Andrea Sikora, PharmD, associate professor of clinical and administrative pharmacy at the University of Georgia in Augusta, said it would be "difficult to know a patient well enough to make a nuanced decision about the risks and benefits of any prescription drug."
Information about a patient's medical history, their labs, or even their COVID test results may not be possible to obtain when prescribing at such a volume, Sikora said.
Medical Board Action
The Texas Medical Board previously took action against Immanuel for failing to provide informed consent to a patient who received a hydroxychloroquine prescription from her.
On Oct. 15, 2021, the board issued a "remedial plan
" in which Immanuel was to submit her informed consent plan to the board for all off-label treatments she provides.
But on Jan. 4, 2022, the remedial plan was terminated "due to completion of all requirements," according to the website of the Texas Medical Board.
In addition to Texas, Immanuel holds active licenses in Arizona, Arkansas, Colorado, Connecticut, Kentucky, Louisiana, and Michigan. None of those states list the Texas action in their databases.
A Powerful Platform
Immanuel initially made headlines in July 2020 when she spoke at a rally held on the steps of the U.S. Supreme Court organized by America's Frontline Doctors. She claimed to have treated 350 patients with hydroxychloroquine at that point, and none had died.
Since then, Immanuel has ridden a wave of COVID-related infamy. In addition to telemedicine, her website includes a marketplace for supplements to fight against COVID and mpox, a place to click to "receive prayers for the jab," and bookings for a religious retreat at her Bethel Revival Ranch.

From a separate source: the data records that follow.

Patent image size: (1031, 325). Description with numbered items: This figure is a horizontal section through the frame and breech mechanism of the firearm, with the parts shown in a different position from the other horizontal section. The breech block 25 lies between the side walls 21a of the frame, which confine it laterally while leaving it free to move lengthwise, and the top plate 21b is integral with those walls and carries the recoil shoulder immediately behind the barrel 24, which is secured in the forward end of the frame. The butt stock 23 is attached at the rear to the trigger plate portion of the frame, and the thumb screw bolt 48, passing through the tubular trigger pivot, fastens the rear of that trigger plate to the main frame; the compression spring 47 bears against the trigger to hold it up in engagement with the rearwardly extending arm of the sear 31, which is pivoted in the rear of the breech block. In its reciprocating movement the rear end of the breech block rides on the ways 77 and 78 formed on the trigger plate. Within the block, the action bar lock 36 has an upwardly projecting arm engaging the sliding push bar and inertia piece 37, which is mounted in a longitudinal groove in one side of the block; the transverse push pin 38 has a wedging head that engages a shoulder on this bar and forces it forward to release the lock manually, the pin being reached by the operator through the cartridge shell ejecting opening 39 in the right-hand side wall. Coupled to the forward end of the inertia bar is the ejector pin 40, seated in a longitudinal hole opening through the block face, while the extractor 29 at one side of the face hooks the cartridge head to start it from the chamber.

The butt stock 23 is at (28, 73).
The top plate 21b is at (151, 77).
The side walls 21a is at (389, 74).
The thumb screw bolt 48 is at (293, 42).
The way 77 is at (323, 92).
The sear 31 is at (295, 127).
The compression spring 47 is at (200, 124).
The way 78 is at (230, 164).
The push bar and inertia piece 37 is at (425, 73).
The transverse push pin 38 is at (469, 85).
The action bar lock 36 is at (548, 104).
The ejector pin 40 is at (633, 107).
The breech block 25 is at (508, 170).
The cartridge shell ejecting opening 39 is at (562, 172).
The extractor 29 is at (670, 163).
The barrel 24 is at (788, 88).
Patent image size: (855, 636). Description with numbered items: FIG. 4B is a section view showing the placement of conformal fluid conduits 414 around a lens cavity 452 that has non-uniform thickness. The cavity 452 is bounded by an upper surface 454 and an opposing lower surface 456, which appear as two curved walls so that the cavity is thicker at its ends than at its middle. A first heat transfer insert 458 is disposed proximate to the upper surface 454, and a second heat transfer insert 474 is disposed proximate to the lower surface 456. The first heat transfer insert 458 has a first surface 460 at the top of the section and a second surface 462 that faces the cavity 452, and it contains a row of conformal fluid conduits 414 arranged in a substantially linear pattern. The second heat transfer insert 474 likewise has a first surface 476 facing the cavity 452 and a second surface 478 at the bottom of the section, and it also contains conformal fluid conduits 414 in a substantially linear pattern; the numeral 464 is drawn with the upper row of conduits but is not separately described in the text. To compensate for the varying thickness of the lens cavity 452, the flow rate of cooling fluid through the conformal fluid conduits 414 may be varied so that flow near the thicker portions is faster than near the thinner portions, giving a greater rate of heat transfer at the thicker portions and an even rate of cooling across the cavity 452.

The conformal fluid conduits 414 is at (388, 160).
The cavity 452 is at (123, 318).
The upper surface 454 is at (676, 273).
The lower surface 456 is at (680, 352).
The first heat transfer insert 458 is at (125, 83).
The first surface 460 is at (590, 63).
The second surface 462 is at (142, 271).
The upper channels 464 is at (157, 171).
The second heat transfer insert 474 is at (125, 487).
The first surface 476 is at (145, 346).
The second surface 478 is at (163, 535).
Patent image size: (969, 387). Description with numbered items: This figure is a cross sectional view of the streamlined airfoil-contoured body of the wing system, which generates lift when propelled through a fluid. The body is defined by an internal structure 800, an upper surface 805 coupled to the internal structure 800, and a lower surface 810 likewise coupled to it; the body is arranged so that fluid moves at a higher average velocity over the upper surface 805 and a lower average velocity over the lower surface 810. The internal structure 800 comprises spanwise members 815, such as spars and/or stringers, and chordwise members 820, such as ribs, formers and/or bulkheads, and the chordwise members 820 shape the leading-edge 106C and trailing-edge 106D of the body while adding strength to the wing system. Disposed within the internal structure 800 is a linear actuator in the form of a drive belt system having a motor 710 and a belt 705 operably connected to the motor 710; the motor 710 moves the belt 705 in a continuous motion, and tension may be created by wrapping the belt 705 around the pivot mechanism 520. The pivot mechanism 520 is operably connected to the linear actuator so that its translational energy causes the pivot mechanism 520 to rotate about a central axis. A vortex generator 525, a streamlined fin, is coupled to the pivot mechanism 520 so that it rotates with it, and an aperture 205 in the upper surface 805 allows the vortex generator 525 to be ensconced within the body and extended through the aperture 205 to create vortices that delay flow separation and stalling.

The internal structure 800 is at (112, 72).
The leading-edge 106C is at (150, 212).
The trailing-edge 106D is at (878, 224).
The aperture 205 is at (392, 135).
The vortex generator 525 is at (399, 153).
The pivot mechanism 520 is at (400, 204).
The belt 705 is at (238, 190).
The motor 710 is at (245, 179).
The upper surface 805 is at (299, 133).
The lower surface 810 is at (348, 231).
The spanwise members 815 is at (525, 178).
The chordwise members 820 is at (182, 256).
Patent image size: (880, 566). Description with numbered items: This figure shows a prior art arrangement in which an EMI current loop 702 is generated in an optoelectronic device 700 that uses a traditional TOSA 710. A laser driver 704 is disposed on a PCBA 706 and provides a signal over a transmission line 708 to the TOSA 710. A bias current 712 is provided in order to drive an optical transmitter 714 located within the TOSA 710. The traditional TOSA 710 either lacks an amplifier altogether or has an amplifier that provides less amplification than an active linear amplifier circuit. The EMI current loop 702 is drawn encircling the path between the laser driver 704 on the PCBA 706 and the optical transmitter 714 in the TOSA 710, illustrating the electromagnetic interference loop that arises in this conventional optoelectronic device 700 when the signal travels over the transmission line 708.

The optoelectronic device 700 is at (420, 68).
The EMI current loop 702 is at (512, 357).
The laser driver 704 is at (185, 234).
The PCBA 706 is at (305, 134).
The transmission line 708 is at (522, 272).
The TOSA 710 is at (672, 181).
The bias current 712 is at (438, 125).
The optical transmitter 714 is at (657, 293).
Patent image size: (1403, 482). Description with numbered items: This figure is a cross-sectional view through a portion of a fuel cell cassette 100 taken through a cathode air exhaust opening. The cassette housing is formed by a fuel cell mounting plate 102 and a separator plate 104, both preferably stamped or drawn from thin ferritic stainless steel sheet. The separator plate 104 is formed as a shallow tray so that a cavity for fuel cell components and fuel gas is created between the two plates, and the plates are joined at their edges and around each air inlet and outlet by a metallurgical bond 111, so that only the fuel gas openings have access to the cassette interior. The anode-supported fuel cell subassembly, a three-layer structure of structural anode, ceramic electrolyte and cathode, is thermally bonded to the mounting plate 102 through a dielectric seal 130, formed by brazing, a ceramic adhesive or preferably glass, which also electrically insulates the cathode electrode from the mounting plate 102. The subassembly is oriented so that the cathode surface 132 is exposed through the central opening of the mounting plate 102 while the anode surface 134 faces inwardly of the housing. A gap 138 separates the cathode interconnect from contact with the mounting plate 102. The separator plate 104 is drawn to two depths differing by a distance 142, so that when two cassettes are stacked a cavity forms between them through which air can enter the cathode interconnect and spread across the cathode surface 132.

Immanuel also runs the Fire Power Ministries, which features her sermons on its Facebook page. She also runs a brick-and-mortar clinic, Rehoboth Medical Center, in Houston.
Immanuel was banned from Twitter during the pandemic, but after Elon Musk took over the platform and scrapped its COVID misinformation policy late last year, Twitter reinstated Immanuel's account.
"Finally my personal account is restored after two years being suspended for saying Hydroxychloroquine works," Immanuel tweeted in January. She added that she would continue to tweet from the account for Fire Power Ministries, which is verified on Twitter.
"Covid is completely treatable and preventable," Immanuel tweeted from her ministry account late last year. Adding that hydroxychloroquine and ivermectin work early, she encouraged patients to "get it in your medicine cabinet now" and "don't wait till you are sick."